The medication is given with a very small needle after proper anesthesia has been administered to the eye, and the vast majority of patients report little or no discomfort with the treatment. The medication lasts about 1 month and may be required as continued therapy. Your retina specialist will start you on a series of injection therapy sessions and will attempt to increase the interval between injections.
What are the 3 medications used?
Lucentis (ranibizumab): First anti-VEGF drug to be approved for intraocular use for diabetic macular edema and proliferative diabetic retinopathy. Because of its smaller molecule, Lucentis has the least effect on systemic VEGF levels and is cleared faster from the system compared to the other anti-VEGF drugs.
Avastin (bevacizumab): Avastin was developed by the same company as Lucentis however it was approved for certain cancer treatments, but has since then been found to be effective and safe for treatment of diabetic macular edema and proliferative diabetic retinopathy. It is the drug that is most often used in the U.S. mainly because of its lower cost.
Eylea (aflibercept): Eylea is FDA approved for treatment of wet AMD and has a stronger affinity to VEGF. Eylea can be more beneficial than its counterparts in the treatment of diabetic patients with the worst vision at baseline.

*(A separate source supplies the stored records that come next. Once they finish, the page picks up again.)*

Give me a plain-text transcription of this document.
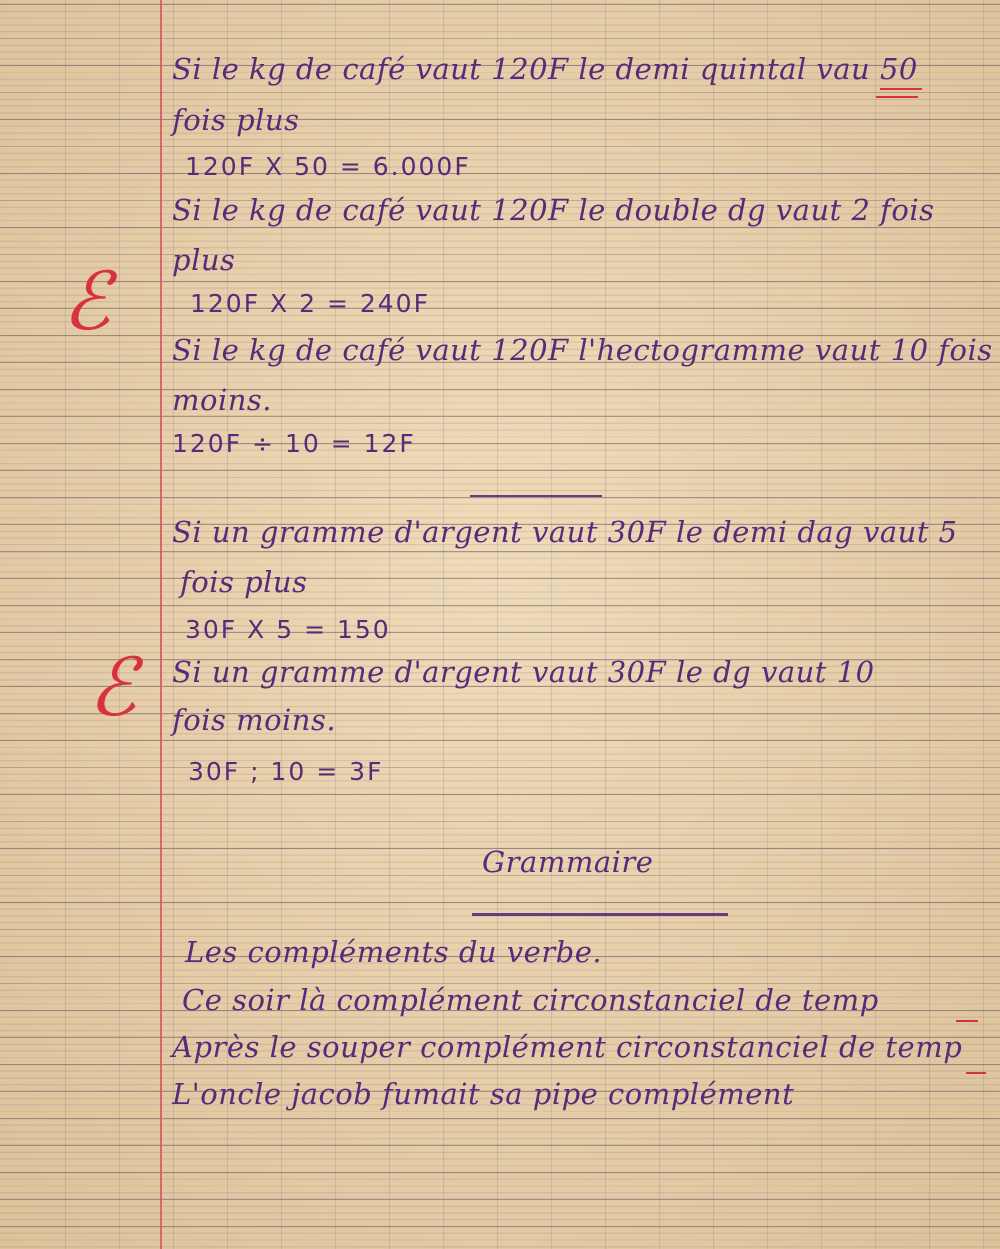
Si le kg de café vaut 120F le demi quintal vau 50
fois plus
120F X 50 = 6.000F
Si le kg de café vaut 120F le double dg vaut 2 fois
plus
120F X 2 = 240F
ℰ
Si le kg de café vaut 120F l'hectogramme vaut 10 fois
moins.
120F ÷ 10 = 12F
Si un gramme d'argent vaut 30F le demi dag vaut 5
fois plus
30F X 5 = 150
ℰ Si un gramme d'argent vaut 30F le dg vaut 10
fois moins.
30F ; 10 = 3F
Grammaire
Les compléments du verbe.
Ce soir là complément circonstanciel de temp
Après le souper complément circonstanciel de temp
L'oncle jacob fumait sa pipe complément
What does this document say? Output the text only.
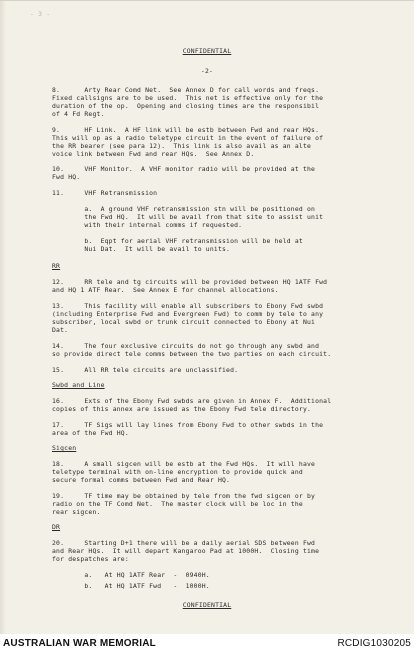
- 3 -
CONFIDENTIAL
-2-
8.      Arty Rear Comd Net.  See Annex D for call words and freqs.
Fixed callsigns are to be used.  This net is effective only for the
duration of the op.  Opening and closing times are the responsibil
of 4 Fd Regt.
9.      HF Link.  A HF link will be estb between Fwd and rear HQs.
This will op as a radio teletype circuit in the event of failure of
the RR bearer (see para 12).  This link is also avail as an alte
voice link between Fwd and rear HQs.  See Annex D.
10.     VHF Monitor.  A VHF monitor radio will be provided at the
Fwd HQ.
11.     VHF Retransmission
a.  A ground VHF retransmission stn will be positioned on
the Fwd HQ.  It will be avail from that site to assist unit
with their internal comms if requested.
b.  Eqpt for aerial VHF retransmission will be held at
Nui Dat.  It will be avail to units.
RR
12.     RR tele and tg circuits will be provided between HQ 1ATF Fwd
and HQ 1 ATF Rear.  See Annex E for channel allocations.
13.     This facility will enable all subscribers to Ebony Fwd swbd
(including Enterprise Fwd and Evergreen Fwd) to comm by tele to any
subscriber, local swbd or trunk circuit connected to Ebony at Nui
Dat.
14.     The four exclusive circuits do not go through any swbd and
so provide direct tele comms between the two parties on each circuit.
15.     All RR tele circuits are unclassified.
Swbd and Line
16.     Exts of the Ebony Fwd swbds are given in Annex F.  Additional
copies of this annex are issued as the Ebony Fwd tele directory.
17.     TF Sigs will lay lines from Ebony Fwd to other swbds in the
area of the Fwd HQ.
Sigcen
18.     A small sigcen will be estb at the Fwd HQs.  It will have
teletype terminal with on-line encryption to provide quick and
secure formal comms between Fwd and Rear HQ.
19.     TF time may be obtained by tele from the fwd sigcen or by
radio on the TF Comd Net.  The master clock will be loc in the
rear sigcen.
DR
20.     Starting D+1 there will be a daily aerial SDS between Fwd
and Rear HQs.  It will depart Kangaroo Pad at 1000H.  Closing time
for despatches are:
a.   At HQ 1ATF Rear  -  0940H.
b.   At HQ 1ATF Fwd   -  1000H.
CONFIDENTIAL
AUSTRALIAN WAR MEMORIAL	RCDIG1030205
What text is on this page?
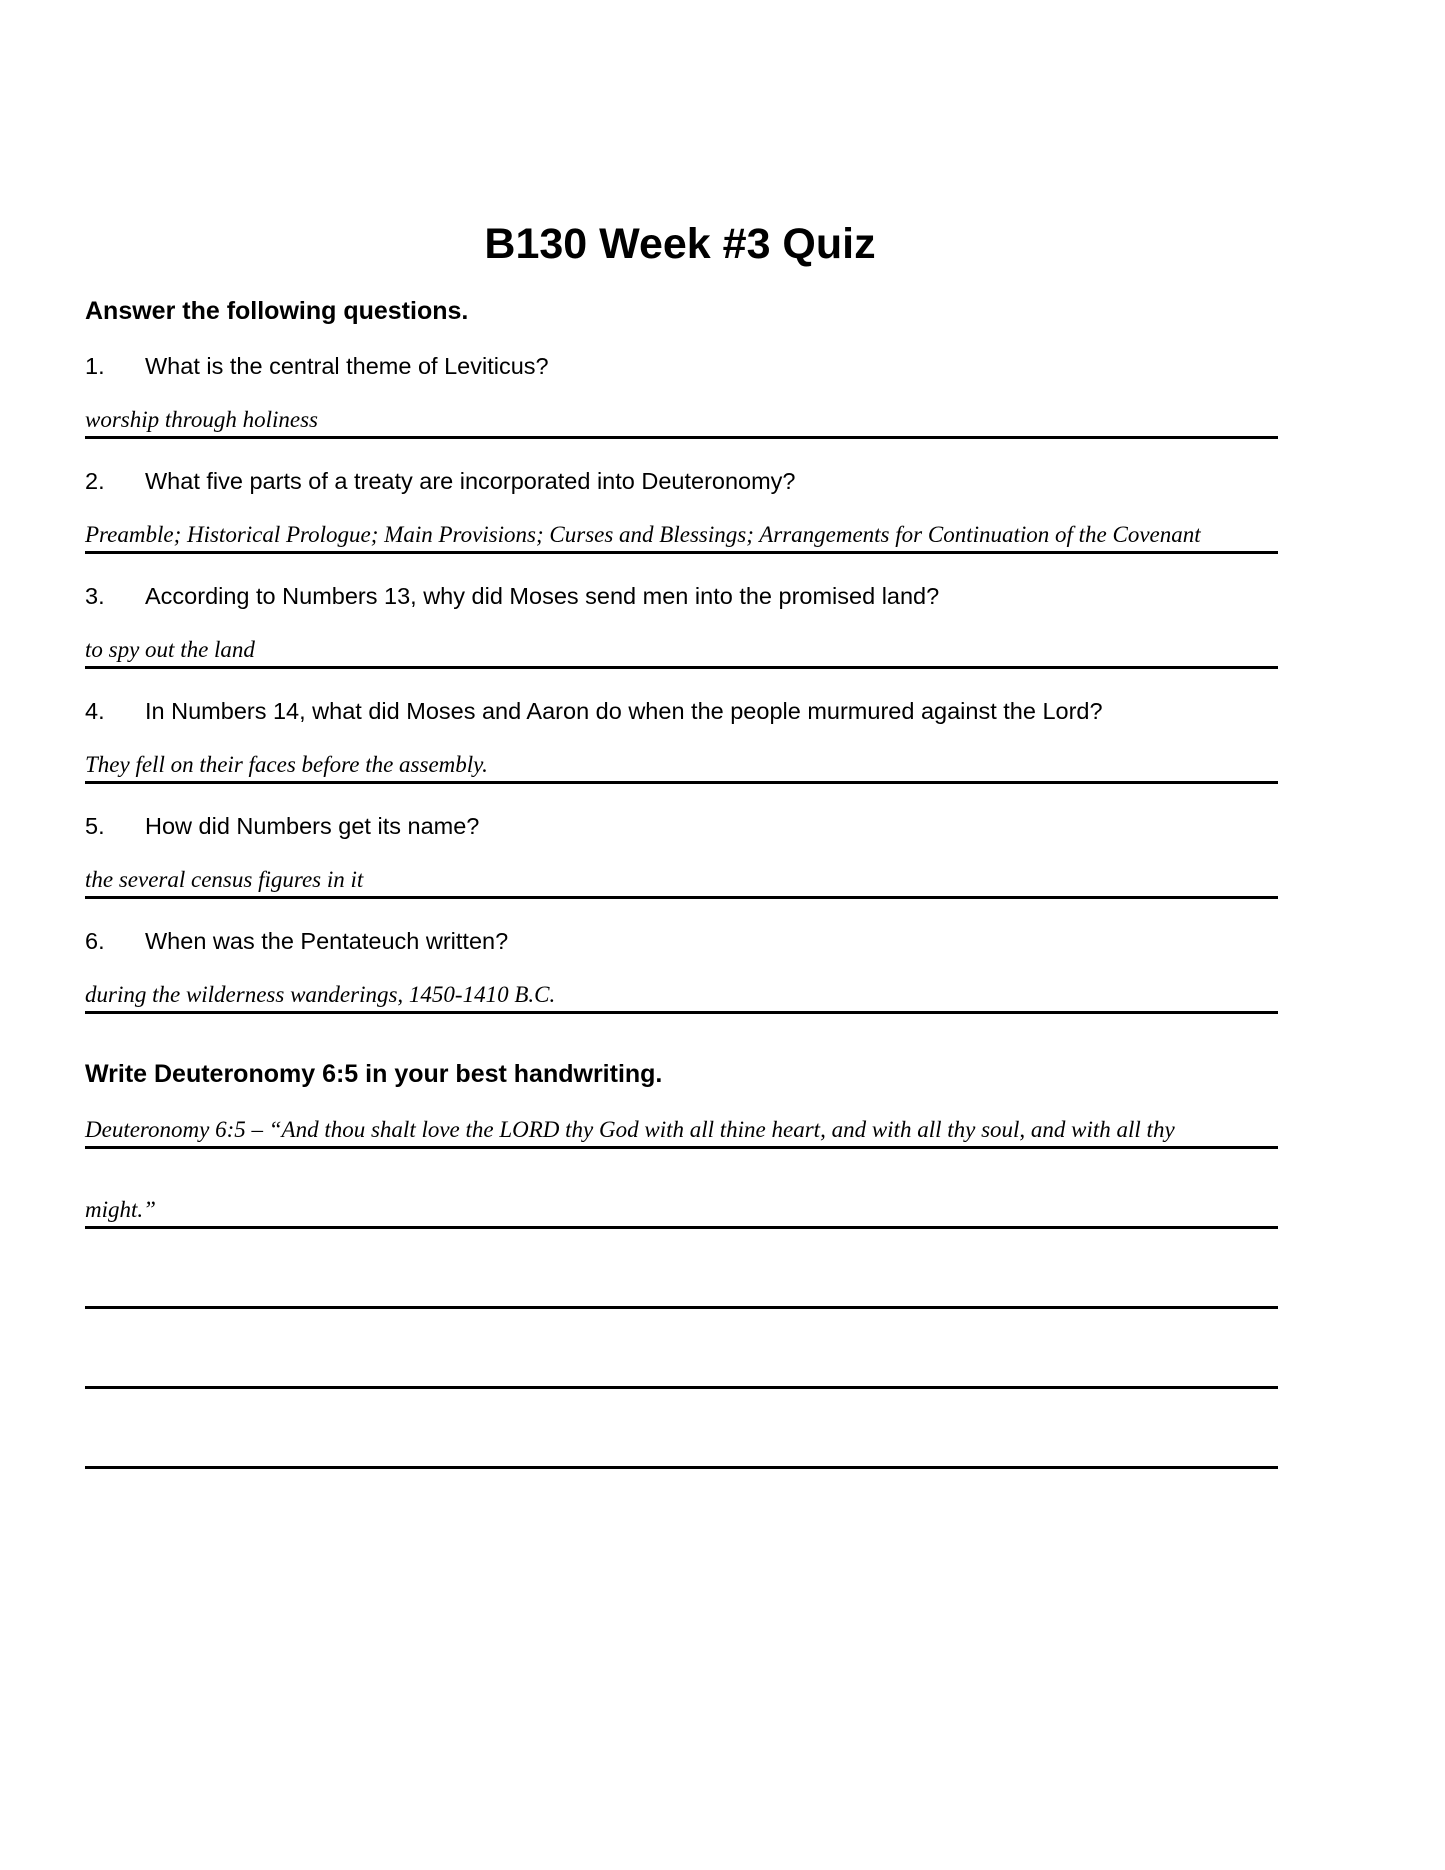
B130 Week #3 Quiz
Answer the following questions.
1. What is the central theme of Leviticus?
worship through holiness
2. What five parts of a treaty are incorporated into Deuteronomy?
Preamble; Historical Prologue; Main Provisions; Curses and Blessings; Arrangements for Continuation of the Covenant
3. According to Numbers 13, why did Moses send men into the promised land?
to spy out the land
4. In Numbers 14, what did Moses and Aaron do when the people murmured against the Lord?
They fell on their faces before the assembly.
5. How did Numbers get its name?
the several census figures in it
6. When was the Pentateuch written?
during the wilderness wanderings, 1450-1410 B.C.
Write Deuteronomy 6:5 in your best handwriting.
Deuteronomy 6:5 – “And thou shalt love the LORD thy God with all thine heart, and with all thy soul, and with all thy
might.”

HOW CAN THE NEW YELLOW LASER BENEFIT ME?
Retina San Diego is the first center in San Diego to have brought the new YELLOW LASER MICROPULSE technology to our community. This new laser allows us to treat patients with diabetic macular edema that has affected the center of their vision without causing a scar like older LASERs would. It is more gentle to the retina and is a great adjunct to intravitreal anti-VEGF therapy in select patients.
WHAT IS THE TREATMENT FOR DIABETIC TRACTIONAL RETINAL DETACHMENT?
In advanced stages, proliferative diabetic retinopathy can lead to scarring on the retina which can contract and elevate the retina thus causing what is called a tractional retinal detachment (TRD) which can affect the vision. TRD can be observed if they are small and not affecting vision, however if they are noted to increase in size or affect central vision, the fibrotic scar on the retina should be removed in order to allow the retina to flatten and regain some function.